Special Report

THE VERONA GAZETTE

"A wedding dress, or a shroud? Verona can no longer tell."

FORCED TO CHOOSE: Juliet Capulet, Ordered to Marry Paris, Turns to a Desperate Plan

With Romeo banished and her father insisting she marry County Paris within days, Juliet returned to Friar Laurence — the same man who married her in secret — for one final, desperate favor.

"Give me, give me! O, tell not me of fear!"

The Friar's solution: a potion that would make her appear dead for exactly forty-two hours. Long enough to be laid in the family tomb. Long enough, he hoped, for word to reach Romeo in time to come and wake her — and for the two of them to escape together, far from Verona, before anyone learned the truth.

Juliet, appearing dead, laid out by her family

Found "dead" this morning by her own nurse.

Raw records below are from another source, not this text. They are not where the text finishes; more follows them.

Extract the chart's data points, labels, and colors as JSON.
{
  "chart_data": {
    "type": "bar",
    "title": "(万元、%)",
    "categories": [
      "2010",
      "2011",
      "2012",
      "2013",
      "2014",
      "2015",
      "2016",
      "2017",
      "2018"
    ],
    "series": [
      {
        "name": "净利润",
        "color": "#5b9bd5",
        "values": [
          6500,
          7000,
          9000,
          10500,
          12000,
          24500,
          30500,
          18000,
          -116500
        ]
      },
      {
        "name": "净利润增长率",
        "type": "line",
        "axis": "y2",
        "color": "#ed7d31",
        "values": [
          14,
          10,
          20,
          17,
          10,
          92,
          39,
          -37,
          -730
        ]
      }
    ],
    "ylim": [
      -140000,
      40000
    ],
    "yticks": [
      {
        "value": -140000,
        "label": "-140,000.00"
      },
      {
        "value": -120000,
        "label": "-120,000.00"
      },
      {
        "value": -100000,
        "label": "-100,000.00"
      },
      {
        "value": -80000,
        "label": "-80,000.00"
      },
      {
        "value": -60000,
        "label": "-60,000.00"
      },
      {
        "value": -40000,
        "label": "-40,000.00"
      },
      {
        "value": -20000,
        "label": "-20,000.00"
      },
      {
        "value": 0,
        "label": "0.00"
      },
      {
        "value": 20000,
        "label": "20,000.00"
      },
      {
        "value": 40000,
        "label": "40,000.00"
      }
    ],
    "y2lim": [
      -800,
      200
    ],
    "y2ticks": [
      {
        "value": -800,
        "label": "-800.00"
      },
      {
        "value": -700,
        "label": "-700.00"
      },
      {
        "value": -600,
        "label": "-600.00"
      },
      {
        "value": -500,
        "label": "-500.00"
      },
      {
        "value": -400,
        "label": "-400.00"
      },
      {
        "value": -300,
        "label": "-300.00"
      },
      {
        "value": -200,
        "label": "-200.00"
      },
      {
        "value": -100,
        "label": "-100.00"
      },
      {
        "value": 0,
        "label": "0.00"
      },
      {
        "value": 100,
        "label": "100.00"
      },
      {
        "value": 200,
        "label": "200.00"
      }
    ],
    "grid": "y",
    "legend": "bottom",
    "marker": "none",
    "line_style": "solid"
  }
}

The household is in mourning. We are told the wedding to Paris has, naturally, been postponed.

There is, however, a complication our sources only just confirmed: the Friar's letter explaining the entire plan to Romeo in Mantua never arrived. Quarantine restrictions held up the messenger. As of this printing, Romeo knows only one thing — that Juliet is dead. He does not know it's a lie.

Romeo's response, upon hearing the news, was to immediately purchase a vial of poison from an apothecary willing to break the law for the right price, and to set out for Verona at once.